How the controversial AMLO decree will cut red tape for priority projects
Mexican President Andrés Manuel López Obrador (AMLO) on Monday published a decree in the Federal Official Gazette ordering the automatic approval of all resolutions, permits or authorizations related to public works considered to have “priority” status by his administration.
Calling it an “agreement” despite its unilateral nature, AMLO defended the decree, saying it is necessary to ensure the completion of major public works on time (and by the time he leaves office in 2024), including the Maya train and the Isthmus. of the Tehuantepec corridor projects.
Critics, however, were quick to attack the movement as an attempt to circumvent the law by decree.
BNamericas spoke with Diego Álvarez Ampudia, senior partner of the Guadalajara-based law firm Ramos, Ripoll & Schuster and specialist in the financing of infrastructure and energy projects, to analyze the legality of the decree, see what it involves investors and getting a prognosis on its future viability.
BNamericas: Are permits, licenses or other rulings even required under the decree, or how will that work?
lvarez: It orders a provisional authorization, for a period of one year, then a final authorization is required. But it seems that this final resolution cannot be denied either. But even if it could be refused, the fact of having obtained a temporary authorization for such a long period creates the risk that irreparable damage may already be caused to the parties concerned.
The intention is clearly to make it impossible to legally cancel project authorizations.
He also says that [the preliminary] the authorization must be issued within five days – any approval, license or permit is very broad. If in five days there is no response, then the response is understood to be in the affirmative.
This deadline is totally unrealistic, insufficient to proceed with the approval of a permit for a project of the complexity of strategic projects.
BNamericas: Why do you think the decree also defines priority projects as strategic for national security?
lvarez: It is very worrying that these projects are classified as matters of national security.
There, what they want to do is restrict access to information on these projects, because there is an exception in the federal law on transparency and freedom of information, which says that information can be withheld on national security issues.
There is an attempt that we do not have access by law to know the plans, the services provided, the contracts, and in general any information related to these projects.

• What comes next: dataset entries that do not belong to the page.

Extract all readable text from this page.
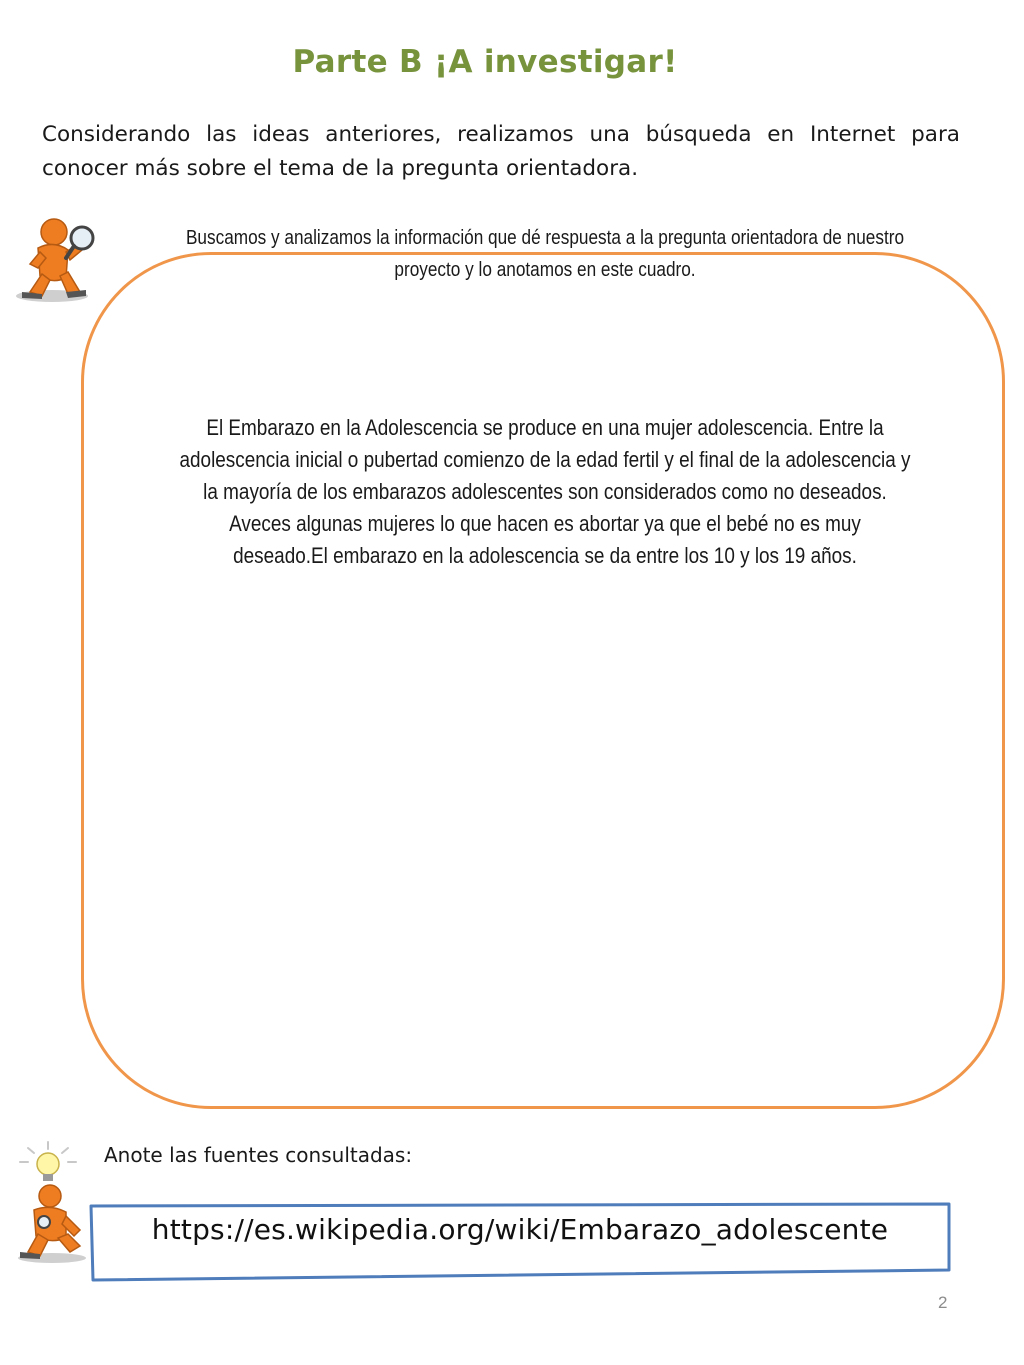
Parte B ¡A investigar!
Considerando las ideas anteriores, realizamos una búsqueda en Internet para conocer más sobre el tema de la pregunta orientadora.
Buscamos y analizamos la información que dé respuesta a la pregunta orientadora de nuestro proyecto y lo anotamos en este cuadro.
El Embarazo en la Adolescencia se produce en una mujer adolescencia. Entre la adolescencia inicial o pubertad comienzo de la edad fertil y el final de la adolescencia y la mayoría de los embarazos adolescentes son considerados como no deseados. Aveces algunas mujeres lo que hacen es abortar ya que el bebé no es muy deseado.El embarazo en la adolescencia se da entre los 10 y los 19 años.
Anote las fuentes consultadas:
https://es.wikipedia.org/wiki/Embarazo_adolescente
2
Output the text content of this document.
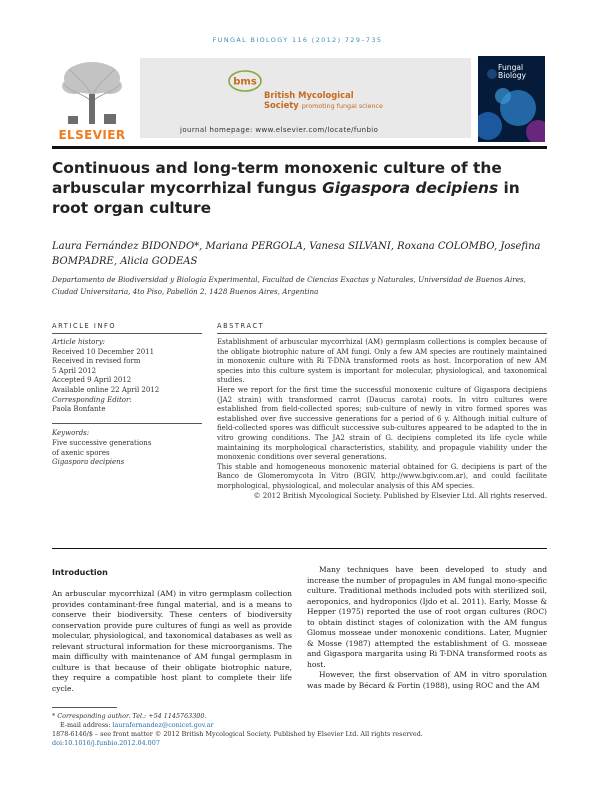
FUNGAL BIOLOGY 116 (2012) 729–735
ELSEVIER
bms
British Mycological
Society promoting fungal science
journal homepage: www.elsevier.com/locate/funbio
Fungal
Biology
Continuous and long-term monoxenic culture of the arbuscular mycorrhizal fungus Gigaspora decipiens in root organ culture
Laura Fernández BIDONDO*, Mariana PERGOLA, Vanesa SILVANI, Roxana COLOMBO, Josefina BOMPADRE, Alicia GODEAS
Departamento de Biodiversidad y Biología Experimental, Facultad de Ciencias Exactas y Naturales, Universidad de Buenos Aires, Ciudad Universitaria, 4to Piso, Pabellón 2, 1428 Buenos Aires, Argentina
ARTICLE INFO	ABSTRACT
Article history:
Received 10 December 2011
Received in revised form
5 April 2012
Accepted 9 April 2012
Available online 22 April 2012
Corresponding Editor:
Paola Bonfante
Keywords:
Five successive generations
of axenic spores
Gigaspora decipiens

Establishment of arbuscular mycorrhizal (AM) germplasm collections is complex because of the obligate biotrophic nature of AM fungi. Only a few AM species are routinely maintained in monoxenic culture with Ri T-DNA transformed roots as host. Incorporation of new AM species into this culture system is important for molecular, physiological, and taxonomical studies.

Here we report for the first time the successful monoxenic culture of Gigaspora decipiens (JA2 strain) with transformed carrot (Daucus carota) roots. In vitro cultures were established from field-collected spores; sub-culture of newly in vitro formed spores was established over five successive generations for a period of 6 y. Although initial culture of field-collected spores was difficult successive sub-cultures appeared to be adapted to the in vitro growing conditions. The JA2 strain of G. decipiens completed its life cycle while maintaining its morphological characteristics, stability, and propagule viability under the monoxenic conditions over several generations.

This stable and homogeneous monoxenic material obtained for G. decipiens is part of the Banco de Glomeromycota In Vitro (BGIV, http://www.bgiv.com.ar), and could facilitate morphological, physiological, and molecular analysis of this AM species.

© 2012 British Mycological Society. Published by Elsevier Ltd. All rights reserved.

Introduction

An arbuscular mycorrhizal (AM) in vitro germplasm collection provides contaminant-free fungal material, and is a means to conserve their biodiversity. These centers of biodiversity conservation provide pure cultures of fungi as well as provide molecular, physiological, and taxonomical databases as well as relevant structural information for these microorganisms. The main difficulty with maintenance of AM fungal germplasm in culture is that because of their obligate biotrophic nature, they require a compatible host plant to complete their life cycle.

Many techniques have been developed to study and increase the number of propagules in AM fungal mono-specific culture. Traditional methods included pots with sterilized soil, aeroponics, and hydroponics (Ijdo et al. 2011). Early, Mosse & Hepper (1975) reported the use of root organ cultures (ROC) to obtain distinct stages of colonization with the AM fungus Glomus mosseae under monoxenic conditions. Later, Mugnier & Mosse (1987) attempted the establishment of G. mosseae and Gigaspora margarita using Ri T-DNA transformed roots as host.

However, the first observation of AM in vitro sporulation was made by Bécard & Fortin (1988), using ROC and the AM

* Corresponding author. Tel.: +54 1145763300.
E-mail address: laurafernandez@conicet.gov.ar
1878-6146/$ – see front matter © 2012 British Mycological Society. Published by Elsevier Ltd. All rights reserved.
doi:10.1016/j.funbio.2012.04.007
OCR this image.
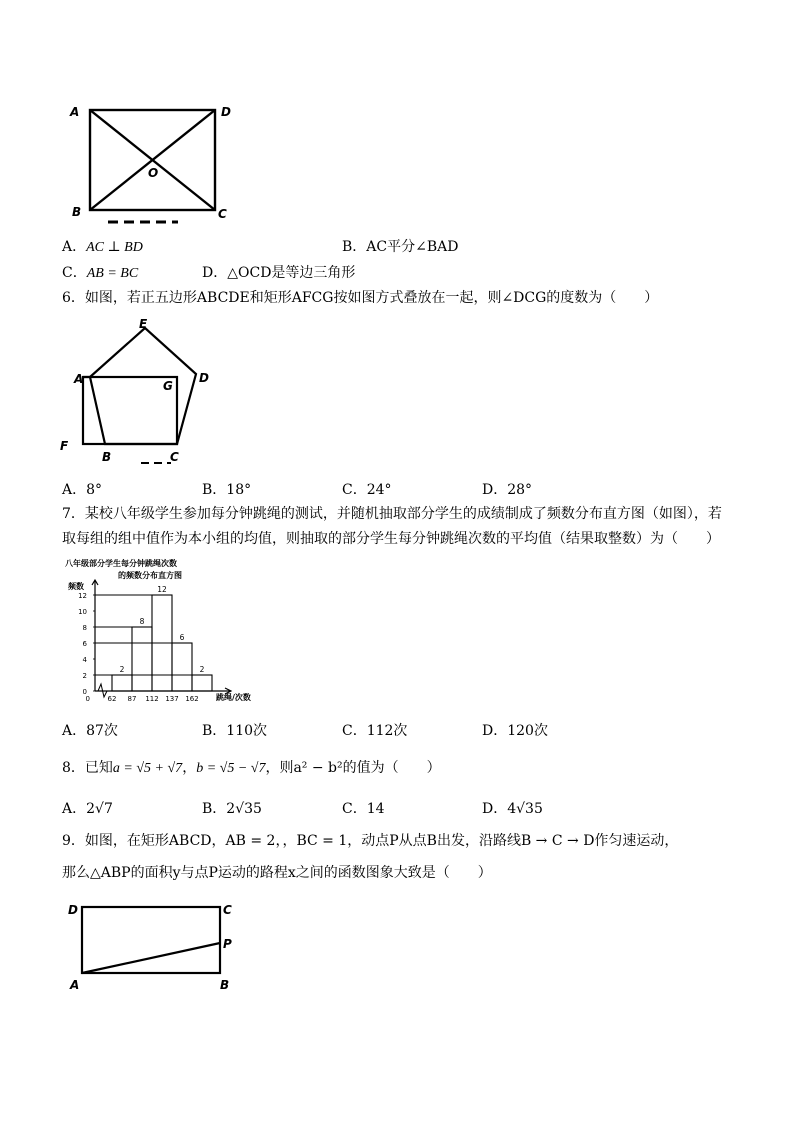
A	D
B	C
O
A．AC ⊥ BD	B．AC平分∠BAD
C．AB = BC	D．△OCD是等边三角形
6．如图，若正五边形ABCDE和矩形AFCG按如图方式叠放在一起，则∠DCG的度数为（　　）
E
A	G
D
F
B	C
A．8°	B．18°	C．24°	D．28°
7．某校八年级学生参加每分钟跳绳的测试，并随机抽取部分学生的成绩制成了频数分布直方图（如图），若
取每组的组中值作为本小组的均值，则抽取的部分学生每分钟跳绳次数的平均值（结果取整数）为（　　）
八年级部分学生每分钟跳绳次数
的频数分布直方图
频数
跳绳/次数
0
2
4
6
8
10
12
0	62 87 112 137 162
2
8
12
6
2
A．87次	B．110次	C．112次	D．120次
8．已知a = √5 + √7，b = √5 − √7，则a² − b²的值为（　　）
A．2√7	B．2√35	C．14	D．4√35
9．如图，在矩形ABCD，AB = 2，，BC = 1，动点P从点B出发，沿路线B → C → D作匀速运动，
那么△ABP的面积y与点P运动的路程x之间的函数图象大致是（　　）
D	C
P
A	B
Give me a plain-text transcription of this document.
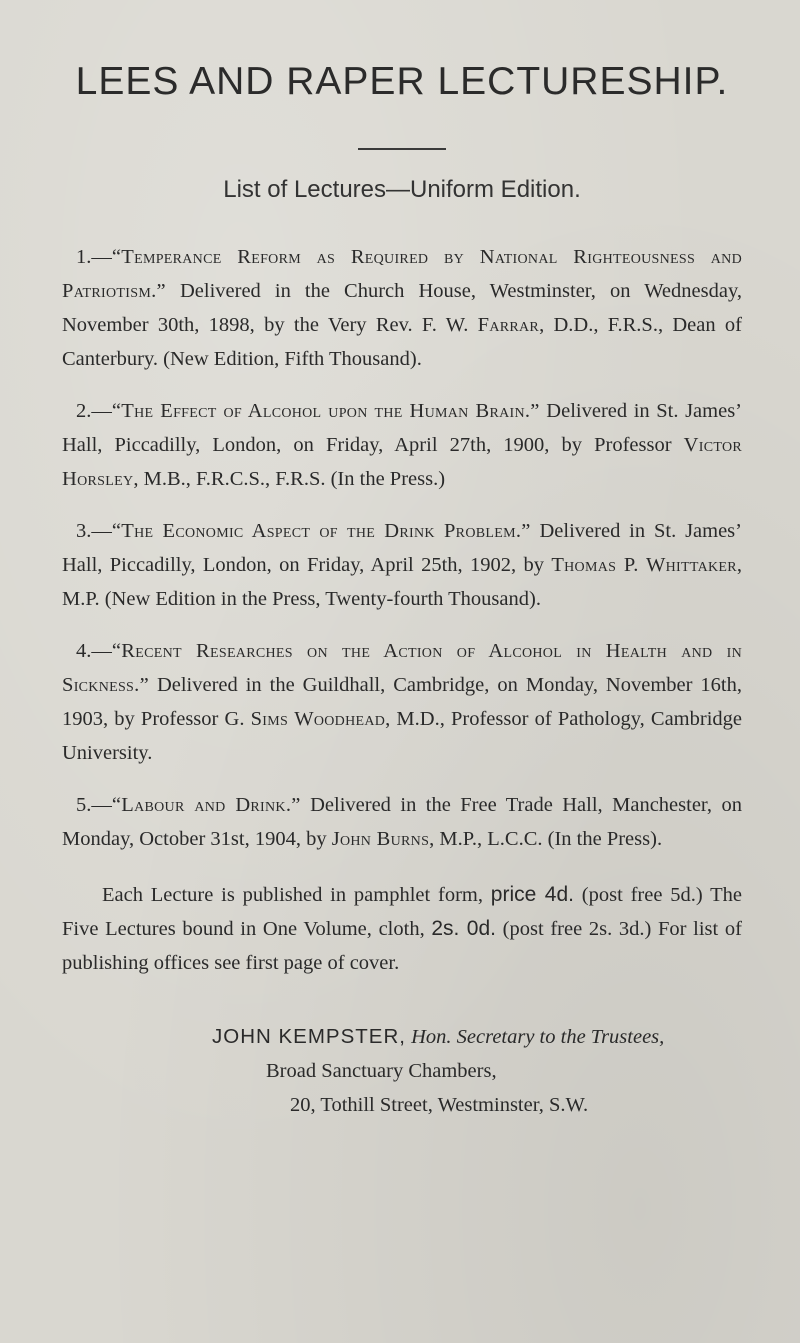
LEES AND RAPER LECTURESHIP.

List of Lectures—Uniform Edition.

1.—“Temperance Reform as Required by National Righteousness and Patriotism.” Delivered in the Church House, Westminster, on Wednesday, November 30th, 1898, by the Very Rev. F. W. Farrar, D.D., F.R.S., Dean of Canterbury. (New Edition, Fifth Thousand).

2.—“The Effect of Alcohol upon the Human Brain.” Delivered in St. James’ Hall, Piccadilly, London, on Friday, April 27th, 1900, by Professor Victor Horsley, M.B., F.R.C.S., F.R.S. (In the Press.)

3.—“The Economic Aspect of the Drink Problem.” Delivered in St. James’ Hall, Piccadilly, London, on Friday, April 25th, 1902, by Thomas P. Whittaker, M.P. (New Edition in the Press, Twenty-fourth Thousand).

4.—“Recent Researches on the Action of Alcohol in Health and in Sickness.” Delivered in the Guildhall, Cambridge, on Monday, November 16th, 1903, by Professor G. Sims Woodhead, M.D., Professor of Pathology, Cambridge University.

5.—“Labour and Drink.” Delivered in the Free Trade Hall, Manchester, on Monday, October 31st, 1904, by John Burns, M.P., L.C.C. (In the Press).

Each Lecture is published in pamphlet form, price 4d. (post free 5d.) The Five Lectures bound in One Volume, cloth, 2s. 0d. (post free 2s. 3d.) For list of publishing offices see first page of cover.

JOHN KEMPSTER, Hon. Secretary to the Trustees,
Broad Sanctuary Chambers,
20, Tothill Street, Westminster, S.W.
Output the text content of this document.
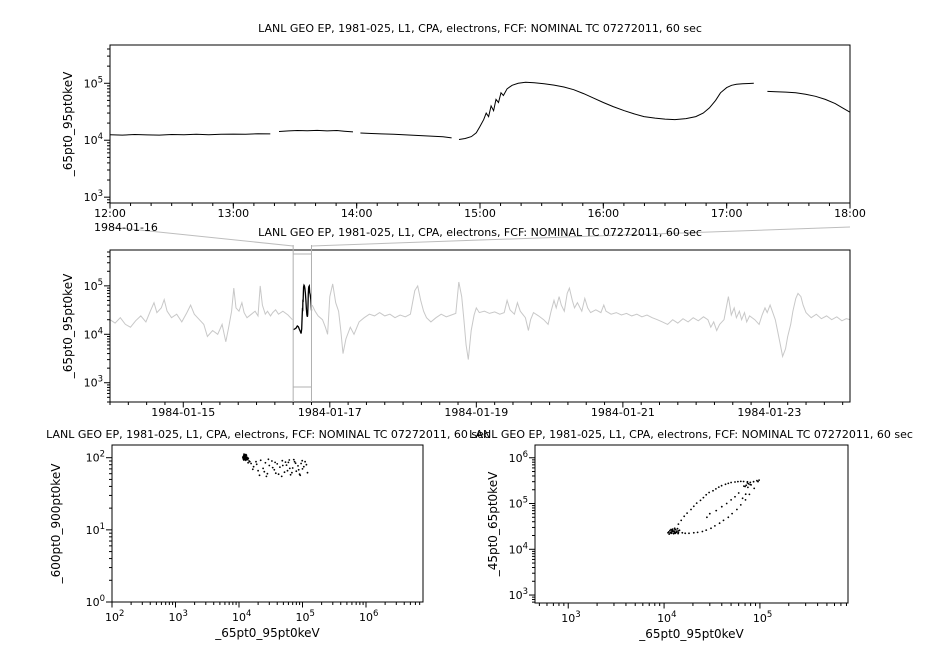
12:00	13:00	14:00	15:00	16:00	17:00	18:00
1984-01-16
$10^3$
$10^4$
$10^5$
_65pt0_95pt0keV
1984-01-15	1984-01-17	1984-01-19	1984-01-21	1984-01-23
$10^3$
$10^4$
$10^5$
_65pt0_95pt0keV
$10^2$	$10^3$	$10^4$	$10^5$	$10^6$
$10^0$
$10^1$
$10^2$
_600pt0_900pt0keV
_65pt0_95pt0keV
$10^3$	$10^4$	$10^5$
$10^3$
$10^4$
$10^5$
$10^6$
_45pt0_65pt0keV
_65pt0_95pt0keV
LANL GEO EP, 1981-025, L1, CPA, electrons, FCF: NOMINAL TC 07272011, 60 sec
LANL GEO EP, 1981-025, L1, CPA, electrons, FCF: NOMINAL TC 07272011, 60 sec
LANL GEO EP, 1981-025, L1, CPA, electrons, FCF: NOMINAL TC 07272011, 60 sec
LANL GEO EP, 1981-025, L1, CPA, electrons, FCF: NOMINAL TC 07272011, 60 sec
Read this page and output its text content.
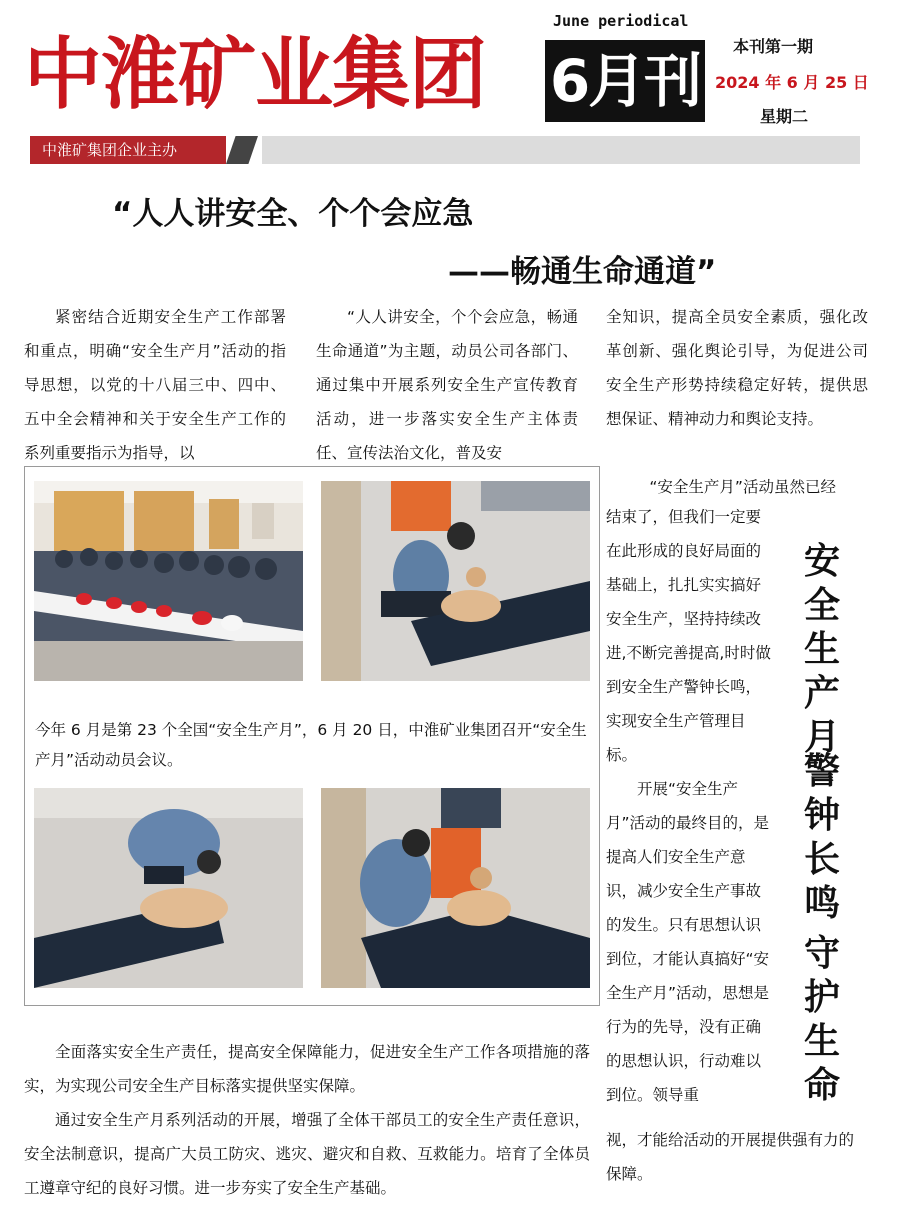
中淮矿业集团
June periodical
6月刊
本刊第一期
2024 年 6 月 25 日
星期二
中淮矿集团企业主办
“人人讲安全、个个会应急
——畅通生命通道”
紧密结合近期安全生产工作部署和重点，明确“安全生产月”活动的指导思想，以党的十八届三中、四中、五中全会精神和关于安全生产工作的系列重要指示为指导，以
“人人讲安全，个个会应急，畅通生命通道”为主题，动员公司各部门、通过集中开展系列安全生产宣传教育活动，进一步落实安全生产主体责任、宣传法治文化，普及安
全知识，提高全员安全素质，强化改革创新、强化舆论引导，为促进公司安全生产形势持续稳定好转，提供思想保证、精神动力和舆论支持。
“安全生产月”活动虽然已经
结束了，但我们一定要在此形成的良好局面的基础上，扎扎实实搞好安全生产，坚持持续改进,不断完善提高,时时做到安全生产警钟长鸣，实现安全生产管理目标。
开展“安全生产月”活动的最终目的，是提高人们安全生产意识，减少安全生产事故的发生。只有思想认识到位，才能认真搞好“安全生产月”活动，思想是行为的先导，没有正确的思想认识，行动难以到位。领导重
视，才能给活动的开展提供强有力的保障。
安全生产月
警钟长鸣
守护生命
今年 6 月是第 23 个全国“安全生产月”，6 月 20 日，中淮矿业集团召开“安全生产月”活动动员会议。
全面落实安全生产责任，提高安全保障能力，促进安全生产工作各项措施的落实，为实现公司安全生产目标落实提供坚实保障。
通过安全生产月系列活动的开展，增强了全体干部员工的安全生产责任意识，安全法制意识，提高广大员工防灾、逃灾、避灾和自救、互救能力。培育了全体员工遵章守纪的良好习惯。进一步夯实了安全生产基础。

It is an attempt to prevent the legally protected freedom from accessing a project’s plans, services provided, contracts and other information in general.
BNamericas: What do you think will happen with the courts? Will they say something about this statement?
lvarez: It is very likely, just because of the lack of justification and motivation and because there is an apparent unconstitutionality. I did not analyze it in detail, we will analyze it these days, which articles of the constitution it might violate.
But several specialists said they were looking at the rights to health and a healthy environment, among others, which are definitely violated, in addition to violating the separation of powers.
I believe it is likely that we will see appeals and that the courts are very likely to rule against this decree.
If it goes all the way to the Supreme Court, there might be some interesting decisions on what the public interest means and so on, but that would be several months away.
The first time this impacts someone we’ll see an amparo lawsuit [a legal petition to be shielded from a law’s implementation].
I think we will see its implementation suspended very soon, although this will not be the last word … rather a provisional suspension, followed by a definitive one. But to reverse it completely, I don’t know. For that, it will be necessary to see how the courts and perhaps even the Supreme Court weigh on this.
BNamericas: Does the decree specify how a project is designated as “priority”? Can only the president do this or maybe cabinet members within their own ministry?
lvarez: It’s not clear. The decree does not specify which projects enter and which do not, just the sectors, and there are many.
He seems to be saying that if the federal government says it is a priority, then that is all it takes. There is no real objective parameter. We have seen different ministries and as well as the president at his discretion classify the projects as priority or strategic.
BNamericas: Do you think investors will see this as yet another blow to the rule of law in Mexico?
lvarez: It is definitely a blow to the rule of law. It generates uncertainty, reaffirms that this government does not care about the legal order and tries, by simple decrees, to change the rules.
[With investors] I would say it is a delicate situation because there are going to be investors who will benefit from it. Investors involved in these projects will see an advantage. But without a doubt, for all other investors and the rest of the public, this can be seen as a weakening of the rule of law.